Я — послушный диск, не нарисованный, хоть, порой, рисующийся.

В Париж, конечно, не поеду, поскольку я сейчас элемент, движимый другой, более слабой, чем моя, рукой. Париж находится в том цикле снов, где я, делая плавательные движения, низко лечу над землей, демонстрируя зримым и незримым зрителям: дескать — летаю, надо отрываться от земли, смотрите и берите с меня пример! Это наипротивнейший, наиничтожнейший цикл моих снов, под заглавием «Самохвальство».

И вот, после послеобеденного часового сидения с С.И. и Приставкиным на скамейке, возвращаюсь к своему письму номер один.

«Из дневника посредственности». С чего вообще может начинать посредственность, как не со стыдливого плагиата? Некогда младший сын С.И., будучи школьником, решил вести дневник и назвал его: «Дневник посредственника». Замечательно! Но ни одной записи так и не сделал, что — превосходно! Я же, несколько переиначив этот заголовок, начала: «из дневника посредственности». Лермонтов, например, без всякого переиначивания взял строку у А. Бестужева-Марлинского «Белеет парус одинокий» — это и есть признак таланта. А белеет ли парус одинокий? Мой почернел и скурежился. И он из совсем другого цикла моих снов. И вряд ли я продвинусь по волнам намного дальше, чем тот школьник-посредственник, придумавший талантливое название. И мои внук или внучка, когда-нибудь раскрыв эту большую в зеленой клетчатой обложке тетрадь в клеточку (помнишь, незадолго до отъезда ты мне её подарила), посмеются над заголовком и, перевернув три-четыре страницы, пожмут плечами: «не дотянула наша бабушка до посредственности. Двоечница».

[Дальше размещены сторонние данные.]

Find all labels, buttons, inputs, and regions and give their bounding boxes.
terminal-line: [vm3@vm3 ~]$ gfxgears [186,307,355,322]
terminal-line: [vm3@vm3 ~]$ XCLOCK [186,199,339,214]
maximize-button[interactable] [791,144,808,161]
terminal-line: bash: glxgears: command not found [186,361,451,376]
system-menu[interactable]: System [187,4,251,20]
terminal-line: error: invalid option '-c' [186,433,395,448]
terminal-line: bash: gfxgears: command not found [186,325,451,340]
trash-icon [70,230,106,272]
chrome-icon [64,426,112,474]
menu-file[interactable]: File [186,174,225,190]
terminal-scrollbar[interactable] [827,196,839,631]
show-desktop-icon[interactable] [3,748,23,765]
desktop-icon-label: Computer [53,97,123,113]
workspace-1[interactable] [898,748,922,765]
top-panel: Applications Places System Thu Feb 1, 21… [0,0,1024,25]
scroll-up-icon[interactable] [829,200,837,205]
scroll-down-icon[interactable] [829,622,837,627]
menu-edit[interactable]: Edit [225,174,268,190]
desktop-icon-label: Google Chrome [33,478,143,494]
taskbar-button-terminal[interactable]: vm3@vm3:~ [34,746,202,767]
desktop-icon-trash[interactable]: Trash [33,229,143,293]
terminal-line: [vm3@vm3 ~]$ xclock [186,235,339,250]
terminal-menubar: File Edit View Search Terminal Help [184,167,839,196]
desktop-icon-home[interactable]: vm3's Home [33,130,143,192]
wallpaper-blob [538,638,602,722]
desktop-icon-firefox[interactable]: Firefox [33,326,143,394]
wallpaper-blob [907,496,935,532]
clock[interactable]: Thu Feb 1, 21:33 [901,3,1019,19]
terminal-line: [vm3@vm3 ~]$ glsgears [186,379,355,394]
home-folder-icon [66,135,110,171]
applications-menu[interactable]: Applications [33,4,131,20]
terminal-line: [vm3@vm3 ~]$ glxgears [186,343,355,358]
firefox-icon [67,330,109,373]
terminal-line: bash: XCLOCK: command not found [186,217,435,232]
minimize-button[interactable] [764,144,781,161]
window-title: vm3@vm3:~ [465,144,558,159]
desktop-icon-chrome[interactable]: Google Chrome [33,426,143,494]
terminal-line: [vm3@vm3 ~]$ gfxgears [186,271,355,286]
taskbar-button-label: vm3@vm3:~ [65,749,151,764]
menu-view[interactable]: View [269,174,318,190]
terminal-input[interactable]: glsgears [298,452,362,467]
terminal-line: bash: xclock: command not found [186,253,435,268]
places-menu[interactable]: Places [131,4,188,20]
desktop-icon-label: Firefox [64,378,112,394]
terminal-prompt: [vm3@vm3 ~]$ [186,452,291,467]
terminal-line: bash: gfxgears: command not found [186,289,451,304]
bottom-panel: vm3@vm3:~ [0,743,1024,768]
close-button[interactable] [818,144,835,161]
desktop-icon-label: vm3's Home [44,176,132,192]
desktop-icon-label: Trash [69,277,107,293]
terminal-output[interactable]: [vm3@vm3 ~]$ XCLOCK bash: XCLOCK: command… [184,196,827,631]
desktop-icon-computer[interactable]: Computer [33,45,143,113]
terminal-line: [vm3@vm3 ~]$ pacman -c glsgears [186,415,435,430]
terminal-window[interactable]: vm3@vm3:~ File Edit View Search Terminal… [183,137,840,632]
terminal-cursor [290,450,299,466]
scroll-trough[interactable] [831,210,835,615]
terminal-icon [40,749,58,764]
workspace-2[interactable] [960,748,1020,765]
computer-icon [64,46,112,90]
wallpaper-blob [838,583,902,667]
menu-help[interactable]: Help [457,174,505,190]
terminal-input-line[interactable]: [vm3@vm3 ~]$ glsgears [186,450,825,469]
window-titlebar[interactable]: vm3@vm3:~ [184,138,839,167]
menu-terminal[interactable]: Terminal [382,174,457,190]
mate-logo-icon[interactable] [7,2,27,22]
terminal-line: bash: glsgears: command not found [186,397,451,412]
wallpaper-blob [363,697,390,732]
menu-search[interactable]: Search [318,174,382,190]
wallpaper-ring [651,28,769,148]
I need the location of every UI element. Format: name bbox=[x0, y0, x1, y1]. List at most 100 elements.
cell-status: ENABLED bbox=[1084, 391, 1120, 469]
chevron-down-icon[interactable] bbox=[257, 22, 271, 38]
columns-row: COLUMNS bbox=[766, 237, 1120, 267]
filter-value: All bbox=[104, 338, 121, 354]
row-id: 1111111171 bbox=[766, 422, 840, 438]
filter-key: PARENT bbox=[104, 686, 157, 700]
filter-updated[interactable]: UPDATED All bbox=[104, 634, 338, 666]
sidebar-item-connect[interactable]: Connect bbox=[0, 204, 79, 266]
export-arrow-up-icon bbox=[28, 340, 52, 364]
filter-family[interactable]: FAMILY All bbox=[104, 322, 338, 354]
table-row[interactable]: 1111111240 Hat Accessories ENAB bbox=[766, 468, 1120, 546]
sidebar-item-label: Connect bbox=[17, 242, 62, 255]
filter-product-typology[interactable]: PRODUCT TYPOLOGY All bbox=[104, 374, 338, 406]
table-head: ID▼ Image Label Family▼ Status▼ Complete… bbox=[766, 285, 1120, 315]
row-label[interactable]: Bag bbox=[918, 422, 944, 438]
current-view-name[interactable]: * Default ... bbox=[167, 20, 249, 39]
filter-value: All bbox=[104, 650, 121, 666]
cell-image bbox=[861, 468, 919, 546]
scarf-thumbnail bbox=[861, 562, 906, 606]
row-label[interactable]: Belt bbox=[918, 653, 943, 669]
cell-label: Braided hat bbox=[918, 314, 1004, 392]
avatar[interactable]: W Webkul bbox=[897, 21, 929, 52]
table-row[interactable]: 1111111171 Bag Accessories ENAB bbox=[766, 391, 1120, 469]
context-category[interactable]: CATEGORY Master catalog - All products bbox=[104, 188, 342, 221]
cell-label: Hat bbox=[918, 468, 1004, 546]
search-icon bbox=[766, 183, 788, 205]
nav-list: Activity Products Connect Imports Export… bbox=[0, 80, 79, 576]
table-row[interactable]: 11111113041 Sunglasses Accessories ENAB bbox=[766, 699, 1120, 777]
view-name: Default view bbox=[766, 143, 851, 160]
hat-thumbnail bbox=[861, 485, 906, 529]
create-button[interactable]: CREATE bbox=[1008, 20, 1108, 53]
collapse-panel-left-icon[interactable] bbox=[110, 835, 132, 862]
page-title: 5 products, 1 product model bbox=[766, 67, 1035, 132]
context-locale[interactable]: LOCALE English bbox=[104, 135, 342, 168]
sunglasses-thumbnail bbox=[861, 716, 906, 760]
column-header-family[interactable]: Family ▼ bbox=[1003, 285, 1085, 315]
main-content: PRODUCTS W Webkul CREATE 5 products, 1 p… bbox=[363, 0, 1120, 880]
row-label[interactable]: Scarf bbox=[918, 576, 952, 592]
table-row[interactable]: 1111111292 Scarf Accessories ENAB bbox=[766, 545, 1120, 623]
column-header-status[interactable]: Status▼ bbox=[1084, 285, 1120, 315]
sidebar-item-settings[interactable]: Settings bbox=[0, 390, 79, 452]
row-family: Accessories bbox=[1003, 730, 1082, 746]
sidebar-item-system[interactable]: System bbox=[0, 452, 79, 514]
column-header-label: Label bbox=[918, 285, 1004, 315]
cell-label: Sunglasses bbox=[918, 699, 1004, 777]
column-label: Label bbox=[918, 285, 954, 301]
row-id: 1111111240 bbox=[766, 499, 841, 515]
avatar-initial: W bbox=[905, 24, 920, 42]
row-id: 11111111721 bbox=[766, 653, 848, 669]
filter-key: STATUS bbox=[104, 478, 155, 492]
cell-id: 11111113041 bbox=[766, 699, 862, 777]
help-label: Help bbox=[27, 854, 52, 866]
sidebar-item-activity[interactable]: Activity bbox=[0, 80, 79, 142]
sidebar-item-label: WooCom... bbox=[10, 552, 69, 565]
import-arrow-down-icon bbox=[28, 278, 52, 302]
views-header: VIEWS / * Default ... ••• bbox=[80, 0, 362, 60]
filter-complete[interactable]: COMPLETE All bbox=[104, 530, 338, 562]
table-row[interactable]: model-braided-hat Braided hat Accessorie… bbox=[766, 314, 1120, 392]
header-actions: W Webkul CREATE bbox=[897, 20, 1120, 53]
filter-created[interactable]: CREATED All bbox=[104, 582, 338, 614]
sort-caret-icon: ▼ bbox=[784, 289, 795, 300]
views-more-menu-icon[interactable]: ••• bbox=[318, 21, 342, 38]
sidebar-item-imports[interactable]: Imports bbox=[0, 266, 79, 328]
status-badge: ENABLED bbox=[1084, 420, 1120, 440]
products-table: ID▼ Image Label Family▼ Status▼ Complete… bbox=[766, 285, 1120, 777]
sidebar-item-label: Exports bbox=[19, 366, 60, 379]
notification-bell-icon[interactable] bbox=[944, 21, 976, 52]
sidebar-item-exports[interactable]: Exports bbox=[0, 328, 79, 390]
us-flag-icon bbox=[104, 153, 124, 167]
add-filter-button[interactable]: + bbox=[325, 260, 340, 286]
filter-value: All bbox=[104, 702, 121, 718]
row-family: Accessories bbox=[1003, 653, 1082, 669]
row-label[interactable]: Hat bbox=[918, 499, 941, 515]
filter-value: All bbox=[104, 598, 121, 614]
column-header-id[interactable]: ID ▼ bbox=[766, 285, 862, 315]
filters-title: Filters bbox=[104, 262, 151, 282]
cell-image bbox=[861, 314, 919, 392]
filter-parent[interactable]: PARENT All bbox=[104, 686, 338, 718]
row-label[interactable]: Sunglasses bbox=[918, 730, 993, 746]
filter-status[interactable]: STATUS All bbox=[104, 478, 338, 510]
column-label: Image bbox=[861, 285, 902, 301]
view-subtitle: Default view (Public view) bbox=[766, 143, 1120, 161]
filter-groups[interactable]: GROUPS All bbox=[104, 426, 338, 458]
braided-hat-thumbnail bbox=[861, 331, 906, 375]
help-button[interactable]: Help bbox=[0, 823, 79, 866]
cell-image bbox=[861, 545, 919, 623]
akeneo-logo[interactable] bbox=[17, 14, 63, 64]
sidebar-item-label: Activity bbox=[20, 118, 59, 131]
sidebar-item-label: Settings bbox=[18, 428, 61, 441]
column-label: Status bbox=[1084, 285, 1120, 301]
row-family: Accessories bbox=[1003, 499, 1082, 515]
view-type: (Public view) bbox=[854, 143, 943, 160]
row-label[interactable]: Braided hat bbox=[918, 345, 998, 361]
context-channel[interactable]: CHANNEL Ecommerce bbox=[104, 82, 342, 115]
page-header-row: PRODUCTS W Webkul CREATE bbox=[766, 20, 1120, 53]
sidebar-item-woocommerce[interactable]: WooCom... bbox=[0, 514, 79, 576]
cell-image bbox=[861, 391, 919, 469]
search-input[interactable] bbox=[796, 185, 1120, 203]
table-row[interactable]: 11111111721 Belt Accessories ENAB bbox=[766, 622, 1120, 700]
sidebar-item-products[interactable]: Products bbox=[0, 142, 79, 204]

Да, вспомнила цифру «два» из последнего сна. Эта двойка в виде смеющейся сквозь слезы старушенции выдувала из своих же слез мыльные пузыри, похожие на радужные нули. Наверное, это были мои поцелуи (целую 1000000000000000 раз, мои поцелуи, как я обозначала их в письмах к тебе, скажем, в Ригу). Но те начинались с единицы, а эти с двойки. 20, но дальше нули не проставляю. Число двадцать — день твоего отъезда, и все мои бесконечные остальные дни и по сей вечер катятся вниз по шереметьевскому эскалатору, вослед вам, улетающим, уплывающим. Сегодня, наверное, увижу сон. Мне, видимо, приснится сон из цикла «полеты», или «белеет парус одинокий»… ну, поглядим, как мы с тобой в них пересечемся. <…>

Из книги «Имя разлуки. Переписка Инны Лиснянской и Елены Макаровой». — М.: Новое литературное обозрение, 2017.